Daniel Green, in his blog The Reading Experience 2.0, notices how discussion around the supposed impact of the e-book on the writing of fiction seems to take for granted a resulting diminution of interest in sentence level writing as opposed to 'story':

It's not very clear to me why the author of this article thinks that such a turn to "storytelling" has something to do with e-books or the internet. There's nothing in the electronically-delivered format that mitigates against "sentences" except to the extent that the e-medium abandons text and becomes entirely devoted to visual imagery--in which case it will have merely become a cousin to film and video. Perhaps the implication is that the "digital" environment is creating some new form of narrative partly in language and partly in. . .whatever it is that is supposedly replacing language, but if so no attempt is made to specify what this new form might be, nor why, even if such a beast is rising to be born, this would mean that fiction in sentences won't continue to be written. Frankly, the article as a whole seems just another manifestation of the paranoid projection casting the cybersphere as some kind of phantasm that is becoming increasingly common among erstwhile cultural gatekeepers who feel themselves endangered by it.

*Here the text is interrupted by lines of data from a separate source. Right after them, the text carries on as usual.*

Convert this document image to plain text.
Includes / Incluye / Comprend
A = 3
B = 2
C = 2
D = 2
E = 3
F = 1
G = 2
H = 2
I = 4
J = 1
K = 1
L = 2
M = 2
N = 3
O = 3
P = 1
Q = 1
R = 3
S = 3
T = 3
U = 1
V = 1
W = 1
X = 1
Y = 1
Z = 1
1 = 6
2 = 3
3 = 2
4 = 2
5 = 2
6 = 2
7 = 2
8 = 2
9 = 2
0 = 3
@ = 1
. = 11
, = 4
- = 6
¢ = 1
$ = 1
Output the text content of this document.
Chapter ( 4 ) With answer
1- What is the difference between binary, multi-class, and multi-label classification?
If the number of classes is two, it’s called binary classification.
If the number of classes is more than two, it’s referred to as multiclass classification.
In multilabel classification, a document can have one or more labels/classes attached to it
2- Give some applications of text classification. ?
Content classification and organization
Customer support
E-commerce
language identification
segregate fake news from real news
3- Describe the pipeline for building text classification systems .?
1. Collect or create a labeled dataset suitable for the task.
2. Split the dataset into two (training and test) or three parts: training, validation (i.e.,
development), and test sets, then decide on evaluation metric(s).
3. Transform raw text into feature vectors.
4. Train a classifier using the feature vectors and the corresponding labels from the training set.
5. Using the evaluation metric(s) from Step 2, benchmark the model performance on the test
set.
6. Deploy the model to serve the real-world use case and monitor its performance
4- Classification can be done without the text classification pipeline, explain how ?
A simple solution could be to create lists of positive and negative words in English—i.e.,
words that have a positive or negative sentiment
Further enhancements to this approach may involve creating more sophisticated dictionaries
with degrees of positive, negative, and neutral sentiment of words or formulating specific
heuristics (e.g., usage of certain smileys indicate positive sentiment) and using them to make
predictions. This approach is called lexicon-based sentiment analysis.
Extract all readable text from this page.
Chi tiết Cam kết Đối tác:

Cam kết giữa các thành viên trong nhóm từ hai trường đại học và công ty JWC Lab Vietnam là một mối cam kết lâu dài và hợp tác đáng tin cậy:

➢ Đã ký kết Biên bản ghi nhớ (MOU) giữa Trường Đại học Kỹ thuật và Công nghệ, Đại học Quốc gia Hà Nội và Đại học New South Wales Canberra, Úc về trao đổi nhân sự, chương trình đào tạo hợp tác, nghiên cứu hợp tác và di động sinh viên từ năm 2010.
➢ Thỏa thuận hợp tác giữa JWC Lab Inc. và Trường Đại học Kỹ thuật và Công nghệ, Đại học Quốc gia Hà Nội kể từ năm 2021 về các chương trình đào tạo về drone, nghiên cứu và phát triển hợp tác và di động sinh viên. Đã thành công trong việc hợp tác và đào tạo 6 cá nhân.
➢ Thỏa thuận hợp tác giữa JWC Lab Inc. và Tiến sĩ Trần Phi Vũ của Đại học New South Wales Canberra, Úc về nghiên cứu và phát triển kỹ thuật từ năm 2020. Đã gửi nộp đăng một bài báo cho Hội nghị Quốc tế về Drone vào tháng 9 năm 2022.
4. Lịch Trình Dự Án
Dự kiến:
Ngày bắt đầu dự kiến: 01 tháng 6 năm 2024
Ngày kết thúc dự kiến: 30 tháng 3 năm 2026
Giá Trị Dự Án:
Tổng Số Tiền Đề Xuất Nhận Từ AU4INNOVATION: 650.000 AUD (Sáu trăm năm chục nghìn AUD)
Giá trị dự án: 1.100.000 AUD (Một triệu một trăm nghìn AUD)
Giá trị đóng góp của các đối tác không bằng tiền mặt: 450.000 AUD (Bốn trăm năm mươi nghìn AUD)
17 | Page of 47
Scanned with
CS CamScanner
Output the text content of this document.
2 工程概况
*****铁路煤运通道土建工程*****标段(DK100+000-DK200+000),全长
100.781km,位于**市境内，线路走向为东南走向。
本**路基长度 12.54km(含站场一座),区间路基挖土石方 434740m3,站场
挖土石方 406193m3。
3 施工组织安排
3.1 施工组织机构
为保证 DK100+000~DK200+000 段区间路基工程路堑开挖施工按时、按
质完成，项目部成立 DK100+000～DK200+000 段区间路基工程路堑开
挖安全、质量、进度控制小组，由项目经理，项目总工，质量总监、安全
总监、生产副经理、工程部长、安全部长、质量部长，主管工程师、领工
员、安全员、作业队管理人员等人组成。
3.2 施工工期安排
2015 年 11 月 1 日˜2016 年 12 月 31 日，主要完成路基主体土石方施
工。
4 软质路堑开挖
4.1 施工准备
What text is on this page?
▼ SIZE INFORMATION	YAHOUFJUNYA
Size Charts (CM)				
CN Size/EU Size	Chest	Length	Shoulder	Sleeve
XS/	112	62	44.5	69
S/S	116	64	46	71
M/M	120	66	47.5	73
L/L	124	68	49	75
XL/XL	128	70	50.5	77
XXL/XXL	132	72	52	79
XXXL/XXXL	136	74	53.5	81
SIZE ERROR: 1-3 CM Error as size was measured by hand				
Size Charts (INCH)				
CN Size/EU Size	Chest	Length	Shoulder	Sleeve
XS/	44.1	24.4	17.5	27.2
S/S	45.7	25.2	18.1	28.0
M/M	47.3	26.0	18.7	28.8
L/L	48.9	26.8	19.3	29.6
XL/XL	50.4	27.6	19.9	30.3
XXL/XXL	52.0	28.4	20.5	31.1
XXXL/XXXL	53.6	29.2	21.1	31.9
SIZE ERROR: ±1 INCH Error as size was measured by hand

He continues on to raise important issues about 'this fixation on story':

However, it does seem to me that fiction writers can be separated into those whose first loyalty is to sentences and those for whom that loyalty is to "story." When the latter look at the history of prose fiction, apparently what they see is a collection of narratives, a practice devoted to the crafting of narrative. Some of these narratives are more "traditional" than others, some emphasize external action while others explore subjective responses to events, but finally the work exists to present readers with a story.This fixation on story has only been reinforced by the dominance of film and television as popular sources of narrative. Rather than taking the expropriation of narrative by these visual arts as an opportunity to discover alternative strategies for creating literary art in prose, strategies that inherently require attention to "sentences," most "literary fiction" continues to compete with film and tv as suppliers of narrative.